Invité d’Apolline Matin sur RMC ce mardi, Daniel Riolo, éditorialiste de l’After Foot, explique pourquoi les dissolutions de groupes de supporters voulues par Bruno Retailleau, ministre de l’Intérieur, risquent d’avoir un effet contre-productif.
Le temps d’un week-end, le mouvement ultra a chanté à l’unisson. Plusieurs banderoles ont été déployées dans les tribunes en Ligue 1 et en Ligue 2 pour protester contre les mesures de dissolutions prises par Bruno Retailleau, ministre de l’Intérieur, contre plusieurs groupes de supporters en France. Cette volonté d’agir vite et fort fait bouillir les tribunes et met aussi en alerte les connaisseurs du contexte, comme la direction nationale de la lutte contre le hooliganisme (DNLH), assure Daniel Riolo, éditorialiste de l’After Foot, invité d’Apolline Matin sur RMC ce mardi.

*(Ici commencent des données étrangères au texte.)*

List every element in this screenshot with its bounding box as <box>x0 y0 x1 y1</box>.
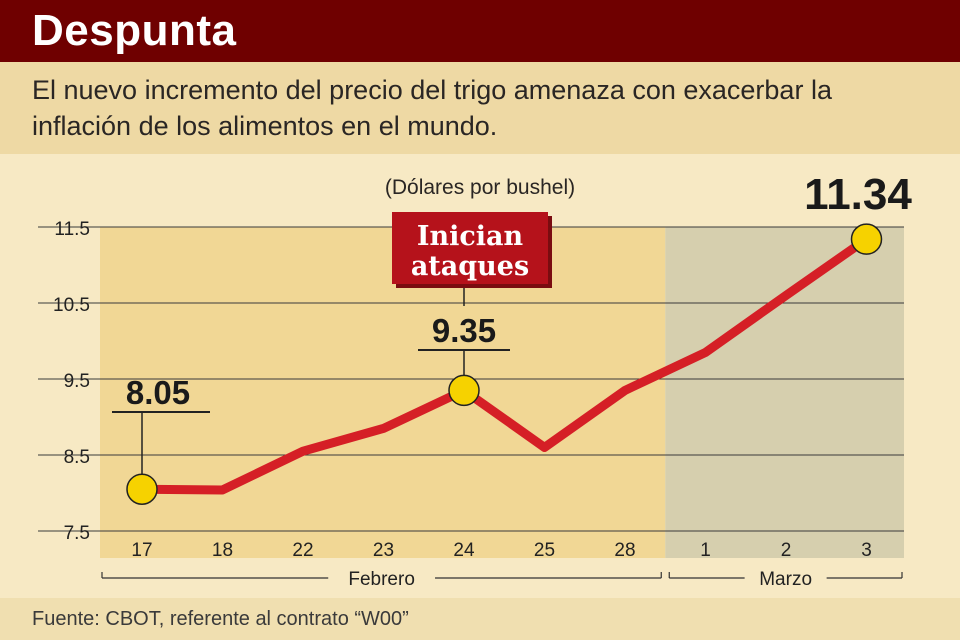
y-tick-label: 9.5 <box>64 371 90 392</box>
y-tick-label: 7.5 <box>64 523 90 544</box>
chart-area: 7.5 8.5 9.5 10.5 11.5 (Dólares por bushel) 17 1… <box>0 154 960 596</box>
y-tick-label: 11.5 <box>54 219 90 240</box>
month-label: Febrero <box>348 569 415 590</box>
highlight-marker <box>126 473 158 505</box>
x-tick-label: 22 <box>292 540 313 561</box>
x-tick-label: 18 <box>212 540 233 561</box>
x-tick-label: 28 <box>614 540 635 561</box>
x-tick-label: 23 <box>373 540 394 561</box>
february-band <box>100 227 666 558</box>
chart-subtitle: El nuevo incremento del precio del trigo… <box>32 75 832 141</box>
annotation-text: Inician <box>417 221 524 252</box>
chart-title: Despunta <box>32 6 237 55</box>
x-tick-label: 3 <box>861 540 872 561</box>
x-tick-label: 24 <box>453 540 475 561</box>
value-label: 11.34 <box>804 170 912 219</box>
source-note: Fuente: CBOT, referente al contrato “W00… <box>32 608 409 630</box>
footer-band: Fuente: CBOT, referente al contrato “W00… <box>0 598 960 640</box>
wheat-price-chart: 7.5 8.5 9.5 10.5 11.5 (Dólares por bushel) 17 1… <box>38 170 912 590</box>
y-tick-label: 10.5 <box>53 295 90 316</box>
value-label: 9.35 <box>432 312 496 349</box>
x-tick-label: 1 <box>700 540 711 561</box>
subtitle-band: El nuevo incremento del precio del trigo… <box>0 62 960 154</box>
value-label: 8.05 <box>126 374 190 411</box>
x-tick-label: 2 <box>781 540 792 561</box>
march-band <box>665 227 904 558</box>
highlight-marker <box>448 374 480 407</box>
x-tick-label: 17 <box>131 540 152 561</box>
month-label: Marzo <box>759 569 812 590</box>
y-tick-label: 8.5 <box>64 447 90 468</box>
annotation-box <box>392 212 548 284</box>
annotation-text: ataques <box>411 251 529 282</box>
highlight-marker <box>850 223 883 255</box>
x-tick-label: 25 <box>534 540 555 561</box>
unit-label: (Dólares por bushel) <box>385 176 575 199</box>
series-line <box>137 234 871 495</box>
title-bar: Despunta <box>0 0 960 62</box>
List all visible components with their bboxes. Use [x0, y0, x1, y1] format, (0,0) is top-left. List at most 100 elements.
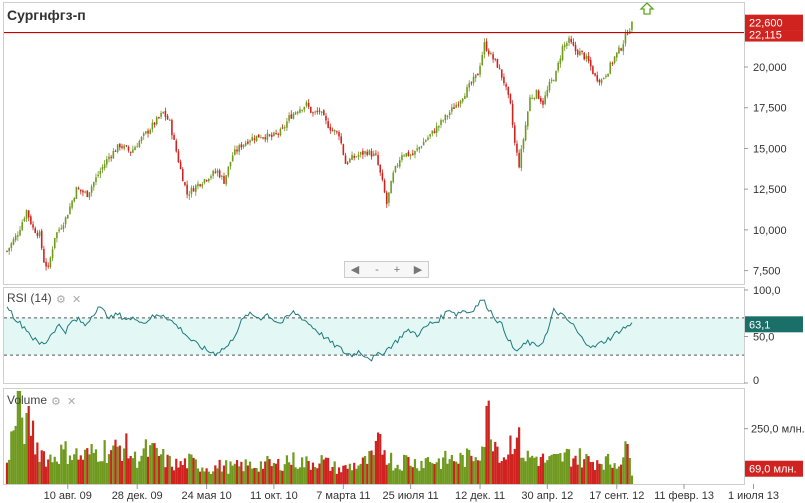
candle-body [461, 98, 464, 102]
resistance-level-badge [745, 30, 803, 42]
time-axis-label: 7 марта 11 [316, 490, 370, 502]
volume-bar [212, 471, 215, 484]
volume-bar [99, 461, 102, 484]
rsi-axis-label: 50,0 [753, 332, 774, 344]
volume-bar [337, 467, 341, 484]
candle-body [279, 128, 282, 136]
volume-bar [268, 459, 271, 484]
nav-zoom-out-button[interactable] [366, 262, 387, 277]
candle-body [481, 55, 484, 66]
volume-bar [331, 466, 334, 484]
volume-bar [531, 455, 534, 484]
volume-bar [133, 451, 137, 484]
candle-body [518, 152, 520, 168]
candle-body [173, 134, 175, 140]
volume-bar [524, 461, 527, 484]
last-price-label: 22,600 [749, 18, 783, 30]
chart-navigator[interactable]: ◀ - + ▶ [344, 261, 429, 278]
volume-bar [613, 463, 616, 484]
volume-bar [125, 433, 128, 484]
candle-body [472, 76, 475, 84]
candle-body [409, 154, 412, 156]
candle-body [385, 192, 388, 204]
volume-bar [518, 427, 521, 484]
volume-bar [544, 462, 547, 484]
candle-body [327, 121, 329, 128]
candle-body [474, 74, 477, 78]
volume-bar [567, 449, 571, 484]
candle-body [594, 73, 596, 76]
volume-bar [170, 466, 174, 484]
volume-bar [183, 458, 187, 484]
candle-body [535, 89, 538, 99]
time-axis-label: 24 мая 10 [182, 490, 232, 502]
candle-body [570, 39, 572, 43]
candle-body [336, 131, 338, 133]
volume-bar [296, 468, 299, 484]
candle-body [60, 228, 63, 230]
volume-bar [585, 453, 588, 484]
candle-body [390, 181, 392, 194]
candle-body [275, 133, 277, 135]
volume-bar [533, 457, 536, 484]
volume-bar [290, 464, 293, 484]
candle-body [468, 83, 471, 88]
volume-bar [77, 459, 80, 484]
volume-bar [591, 461, 594, 484]
candle-body [116, 144, 119, 152]
volume-bar [175, 458, 178, 484]
candle-body [79, 189, 82, 192]
volume-bar [103, 440, 106, 484]
volume-bar [36, 442, 39, 484]
volume-bar [81, 459, 85, 484]
candle-body [511, 103, 514, 125]
candle-body [435, 126, 438, 134]
volume-bar [509, 435, 512, 484]
volume-bar [398, 469, 401, 484]
volume-bar [541, 453, 545, 484]
candle-body [58, 229, 60, 232]
candle-body [459, 100, 462, 104]
time-axis-label: 10 авг. 09 [44, 490, 92, 502]
volume-bar [426, 457, 430, 484]
volume-bar [554, 454, 558, 484]
volume-bar [439, 468, 443, 484]
candle-body [244, 142, 247, 146]
volume-bar [583, 459, 586, 484]
candle-body [205, 180, 208, 182]
volume-bar [281, 470, 284, 484]
candle-body [576, 50, 579, 55]
volume-bar [314, 467, 317, 484]
candle-body [140, 137, 143, 142]
candle-body [231, 155, 234, 162]
volume-bar [279, 470, 282, 484]
candle-body [540, 98, 542, 102]
candle-body [110, 156, 112, 158]
nav-zoom-in-button[interactable] [387, 262, 408, 277]
time-axis: 10 авг. 09 28 дек. 09 24 мая 10 11 окт. 10 7… [44, 484, 779, 502]
volume-bar [589, 461, 592, 484]
candle-body [132, 149, 134, 153]
candle-body [351, 154, 353, 160]
candle-body [503, 76, 505, 84]
candle-body [422, 141, 425, 146]
candle-body [546, 89, 549, 97]
volume-bar [502, 457, 506, 484]
candle-body [615, 52, 618, 58]
volume-bar [578, 448, 581, 484]
volume-bar [405, 455, 408, 484]
volume-close-icon[interactable]: ✕ [67, 395, 76, 408]
volume-settings-gear-icon[interactable]: ⚙ [51, 395, 61, 408]
nav-scroll-right-button[interactable] [408, 262, 428, 277]
candle-body [451, 107, 453, 112]
candle-body [587, 55, 590, 62]
rsi-close-icon[interactable]: ✕ [72, 293, 81, 306]
volume-bar [73, 454, 76, 484]
volume-bar [407, 457, 410, 484]
time-axis-label: 28 дек. 09 [112, 490, 163, 502]
volume-bar [86, 448, 89, 484]
volume-bar [47, 459, 50, 484]
nav-scroll-left-button[interactable] [345, 262, 366, 277]
rsi-settings-gear-icon[interactable]: ⚙ [56, 293, 66, 306]
volume-bar [600, 464, 603, 484]
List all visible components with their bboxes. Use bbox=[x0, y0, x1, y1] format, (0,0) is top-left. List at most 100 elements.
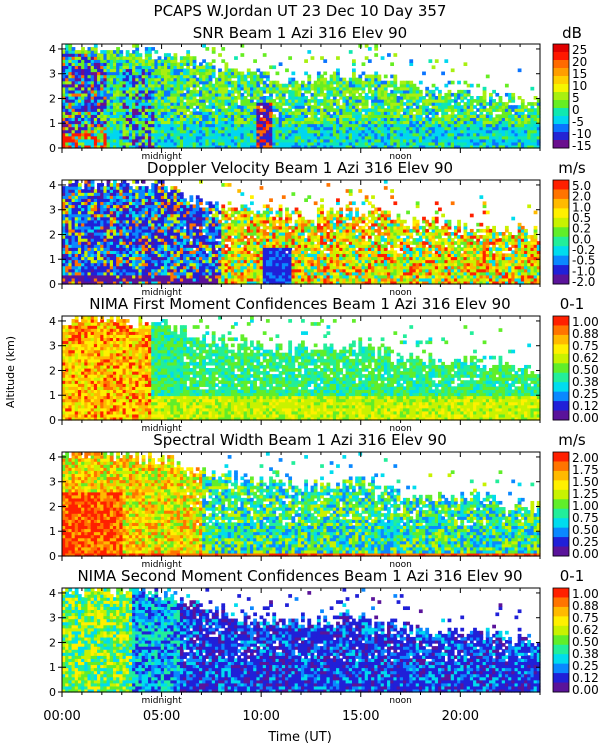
colorbar-swatch bbox=[553, 480, 569, 490]
radar-figure: PCAPS W.Jordan UT 23 Dec 10 Day 357 Alti… bbox=[0, 0, 600, 750]
y-tick-label: 0 bbox=[49, 142, 56, 155]
y-tick-label: 4 bbox=[49, 179, 56, 192]
colorbar-swatch bbox=[553, 401, 569, 411]
noon-label: noon bbox=[389, 696, 411, 706]
colorbar-tick-label: 0.00 bbox=[572, 547, 599, 561]
x-axis-label: Time (UT) bbox=[267, 730, 332, 745]
colorbar-swatch bbox=[553, 664, 569, 674]
colorbar-swatch bbox=[553, 256, 569, 266]
colorbar-swatch bbox=[553, 471, 569, 481]
colorbar-swatch bbox=[553, 588, 569, 598]
y-tick-label: 0 bbox=[49, 686, 56, 699]
y-tick-label: 4 bbox=[49, 451, 56, 464]
colorbar-swatch bbox=[553, 132, 569, 141]
panel-5: NIMA Second Moment Confidences Beam 1 Az… bbox=[49, 567, 599, 706]
colorbar-swatch bbox=[553, 635, 569, 645]
colorbar-swatch bbox=[553, 180, 569, 190]
colorbar-swatch bbox=[553, 237, 569, 247]
colorbar-swatch bbox=[553, 518, 569, 528]
colorbar: 1.000.880.750.620.500.380.250.120.00 bbox=[553, 587, 599, 697]
colorbar-tick-label: -15 bbox=[572, 139, 592, 153]
y-tick-label: 1 bbox=[49, 389, 56, 402]
colorbar-swatch bbox=[553, 124, 569, 133]
y-tick-label: 1 bbox=[49, 117, 56, 130]
colorbar-swatch bbox=[553, 363, 569, 373]
panel-title: NIMA First Moment Confidences Beam 1 Azi… bbox=[89, 295, 510, 313]
colorbar-swatch bbox=[553, 344, 569, 354]
y-tick-label: 0 bbox=[49, 278, 56, 291]
panel-2: Doppler Velocity Beam 1 Azi 316 Elev 90 m… bbox=[49, 159, 595, 298]
heatmap-cells bbox=[62, 452, 541, 557]
y-tick-label: 0 bbox=[49, 414, 56, 427]
panel-3: NIMA First Moment Confidences Beam 1 Azi… bbox=[49, 295, 599, 434]
y-tick-label: 2 bbox=[49, 228, 56, 241]
colorbar-swatch bbox=[553, 92, 569, 101]
colorbar-swatch bbox=[553, 108, 569, 117]
colorbar-swatch bbox=[553, 499, 569, 509]
x-tick-label: 05:00 bbox=[143, 709, 180, 724]
y-tick-label: 4 bbox=[49, 43, 56, 56]
y-tick-label: 4 bbox=[49, 587, 56, 600]
colorbar-swatch bbox=[553, 325, 569, 335]
colorbar-swatch bbox=[553, 116, 569, 125]
colorbar-swatch bbox=[553, 607, 569, 617]
colorbar-swatch bbox=[553, 52, 569, 61]
colorbar-swatch bbox=[553, 60, 569, 69]
colorbar-swatch bbox=[553, 537, 569, 547]
colorbar-tick-label: -2.0 bbox=[572, 275, 595, 289]
heatmap-cells bbox=[62, 180, 541, 285]
colorbar: 2.001.751.501.251.000.750.500.250.00 bbox=[553, 451, 599, 561]
colorbar-swatch bbox=[553, 68, 569, 77]
panel-title: SNR Beam 1 Azi 316 Elev 90 bbox=[193, 24, 407, 42]
heatmap-cells bbox=[62, 44, 541, 149]
panel-title: Spectral Width Beam 1 Azi 316 Elev 90 bbox=[153, 431, 447, 449]
y-tick-label: 3 bbox=[49, 340, 56, 353]
figure-title: PCAPS W.Jordan UT 23 Dec 10 Day 357 bbox=[154, 2, 447, 20]
colorbar-swatch bbox=[553, 683, 569, 693]
colorbar-unit: 0-1 bbox=[560, 567, 585, 585]
colorbar-swatch bbox=[553, 275, 569, 285]
y-axis-label: Altitude (km) bbox=[4, 336, 17, 408]
y-tick-label: 2 bbox=[49, 636, 56, 649]
colorbar-tick-label: 0.00 bbox=[572, 411, 599, 425]
y-tick-label: 2 bbox=[49, 364, 56, 377]
colorbar-swatch bbox=[553, 265, 569, 275]
x-tick-label: 20:00 bbox=[442, 709, 479, 724]
y-tick-label: 1 bbox=[49, 661, 56, 674]
colorbar-tick-label: 0.00 bbox=[572, 683, 599, 697]
colorbar-unit: m/s bbox=[558, 159, 586, 177]
y-tick-label: 1 bbox=[49, 253, 56, 266]
colorbar-swatch bbox=[553, 411, 569, 421]
colorbar-swatch bbox=[553, 616, 569, 626]
colorbar-swatch bbox=[553, 208, 569, 218]
x-tick-label: 00:00 bbox=[43, 709, 80, 724]
colorbar-swatch bbox=[553, 199, 569, 209]
colorbar-swatch bbox=[553, 509, 569, 519]
figure-svg: PCAPS W.Jordan UT 23 Dec 10 Day 357 Alti… bbox=[0, 0, 600, 750]
colorbar-swatch bbox=[553, 316, 569, 326]
colorbar-swatch bbox=[553, 354, 569, 364]
panel-title: NIMA Second Moment Confidences Beam 1 Az… bbox=[77, 567, 522, 585]
heatmap-cells bbox=[62, 316, 541, 421]
y-tick-label: 2 bbox=[49, 500, 56, 513]
colorbar-swatch bbox=[553, 218, 569, 228]
y-tick-label: 3 bbox=[49, 476, 56, 489]
colorbar-swatch bbox=[553, 76, 569, 85]
midnight-label: midnight bbox=[142, 696, 183, 706]
colorbar-swatch bbox=[553, 44, 569, 53]
colorbar-swatch bbox=[553, 100, 569, 109]
y-tick-label: 3 bbox=[49, 612, 56, 625]
y-tick-label: 2 bbox=[49, 92, 56, 105]
panel-title: Doppler Velocity Beam 1 Azi 316 Elev 90 bbox=[147, 159, 453, 177]
y-tick-label: 3 bbox=[49, 204, 56, 217]
colorbar-swatch bbox=[553, 645, 569, 655]
x-tick-label: 15:00 bbox=[342, 709, 379, 724]
colorbar-swatch bbox=[553, 84, 569, 93]
colorbar-swatch bbox=[553, 335, 569, 345]
colorbar-swatch bbox=[553, 392, 569, 402]
colorbar-swatch bbox=[553, 673, 569, 683]
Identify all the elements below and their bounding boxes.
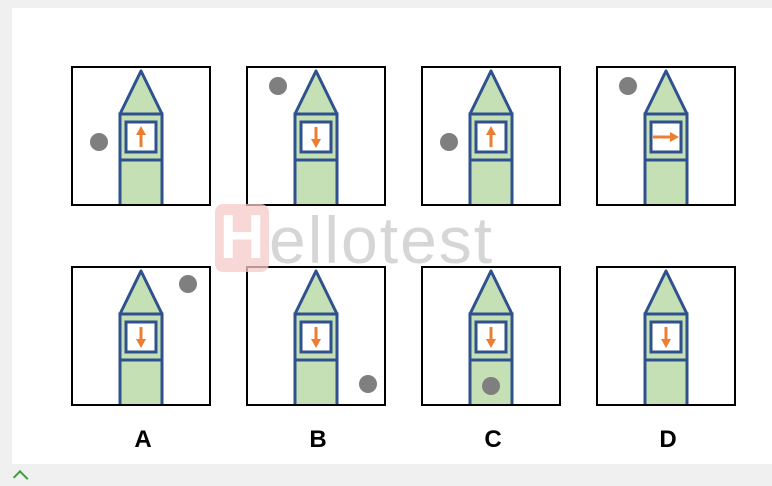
arrow-up-icon — [486, 126, 496, 147]
option-label-a[interactable]: A — [134, 426, 152, 453]
option-label-c[interactable]: C — [484, 426, 502, 453]
arrow-head — [661, 339, 671, 348]
top-panel-3 — [421, 66, 561, 206]
tower-figure — [468, 269, 514, 404]
tower-base — [293, 358, 339, 404]
tower-figure — [643, 269, 689, 404]
option-label-b[interactable]: B — [309, 426, 327, 453]
gray-dot — [482, 377, 500, 395]
tower-figure — [269, 69, 339, 204]
option-label-d[interactable]: D — [659, 426, 677, 453]
tower-figure — [118, 269, 197, 404]
tower-figure — [619, 69, 689, 204]
arrow-head — [311, 339, 321, 348]
tower-roof — [293, 69, 339, 116]
gray-dot — [359, 375, 377, 393]
arrow-up-icon — [136, 126, 146, 147]
option-panel-c[interactable] — [421, 266, 561, 406]
arrow-down-icon — [136, 327, 146, 348]
puzzle-canvas: A B C D H ellotest — [12, 8, 772, 464]
tower-roof — [118, 69, 164, 116]
tower-roof — [118, 269, 164, 316]
tower-figure — [440, 69, 514, 204]
arrow-down-icon — [661, 327, 671, 348]
arrow-head — [486, 339, 496, 348]
arrow-head — [670, 132, 679, 142]
tower-base — [118, 158, 164, 204]
gray-dot — [619, 77, 637, 95]
top-panel-2 — [246, 66, 386, 206]
tower-roof — [468, 69, 514, 116]
option-panel-a[interactable] — [71, 266, 211, 406]
tower-roof — [643, 69, 689, 116]
tower-base — [643, 358, 689, 404]
gray-dot — [90, 133, 108, 151]
arrow-head — [311, 139, 321, 148]
arrow-down-icon — [311, 327, 321, 348]
watermark-logo-letter: H — [215, 204, 269, 272]
top-panel-1 — [71, 66, 211, 206]
arrow-down-icon — [311, 127, 321, 148]
tower-figure — [293, 269, 377, 404]
tower-base — [643, 158, 689, 204]
tower-base — [293, 158, 339, 204]
gray-dot — [179, 275, 197, 293]
option-panel-b[interactable] — [246, 266, 386, 406]
arrow-head — [136, 126, 146, 135]
gray-dot — [440, 133, 458, 151]
arrow-head — [486, 126, 496, 135]
option-panel-d[interactable] — [596, 266, 736, 406]
tower-roof — [293, 269, 339, 316]
tower-figure — [90, 69, 164, 204]
tower-base — [468, 158, 514, 204]
tower-base — [118, 358, 164, 404]
top-panel-4 — [596, 66, 736, 206]
arrow-down-icon — [486, 327, 496, 348]
gray-dot — [269, 77, 287, 95]
arrow-right-icon — [653, 132, 679, 142]
arrow-head — [136, 339, 146, 348]
tower-roof — [643, 269, 689, 316]
tower-roof — [468, 269, 514, 316]
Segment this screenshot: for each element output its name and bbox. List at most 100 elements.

“La DNLH trouve que c’est un peu trop direct d’entamer le débat de cette façon”
“A Saint-Etienne, on s’en prend d’abord aux deux associations de supporters (Gree Angels et Magic Fans) parce qu’on estime, ces dernières années, que c’est peut-être là qu’il y a eu le plus d’incidents”, explique Daniel Riolo. “La surprise est que Bruno Retailleau se saisisse aussi vite (du dossier). Il dit ‘on va faire le ménage dans les tribunes’ alors que la DNLH trouve que c’est un peu trop direct d’entamer le débat de cette façon.”
Le journaliste met en garde contre toute décision précipitée en pointant la responsabilité de nombreux acteurs autour de ce sujet ultra sensible. “Vouloir mettre de l’ordre sans préparer le terrain, ça va être problématique”, poursuit-il. “Vous risquez des faits de violences encore plus graves, La dissolution ne va pas empêcher les gens encartés de venir au stade. Dans une ville comme Saint-Etienne, c’est 16.000 personnes, soit un dixième de la ville. Il faut savoir ce que ça représente dans cette ville. Je ne suis pas là pour excuser ce qu’ils ont fait dans le passé. Mais il y a tellement d’hypocrisie autour de ces supporters: ce sont les dirigeants qui ne font rien quand on leur demande de faire quelque chose pour nouer le dialogue ou qui n’arrivent pas à faire en sorte que les incidents ne se produisent pas. Eux se cachent derrière la puissance publique qui ne fait pas son travail. Tout le monde se renvoie la balle depuis des années. Arrive un ministre de l’Intérieur qui n’a pas encore pris la mesure complète du programme et veut taper du poing sur la table.”
La dissolution “n’a pas empêché qu’il y ait un mort aux alentours du Parc des Princes”
Daniel Riolo pointe du doigt ce “manque de dialogue” et ironise sur la présence de dirigeants du club au défilé de soutien aux supporters de Saint-Etienne le week-end dernier. “En tête de cortège, il y avait des dirigeants stéphanois sur qui les supporters tapaient il y a deux ou trois ans. D’un coup, tout va bien, on défile ensemble. Les médias et les télés ont toujours besoin de cette animation, de ces groupes ultras, que ce soit festif en tribunes.”
Le problème revêt donc plusieurs facettes que la dissolution ne va “pas résoudre”. “Quand on a dissous les associations au Parc des Princes, ça n’a pas empêché qu’il y ait un mort un an après aux alentours du Parc des Princes (en 2010). Ça n’empêchera pas la violence sous une autre forme. Il faut repenser la façon de supporter son équipe dans un stade, c’est une évidence. Si on n’y arrive pas, il faudra alors peut-être envisager le modèle anglais qui a mis fin à toute forme de supportérisme. On a augmenté le prix des places, on a changé la sociologie dans les stades mais au moment où on traverse une crise économique très grave dans le football, si vous augmentez le prix des places dans les stades, vous allez les vider et vous allez tuer toute l’économie du football. Quand je parle de décision brutale, ce n’est pas que je suis contre mais il faut faire extrêmement attention à ce qu’on va faire.”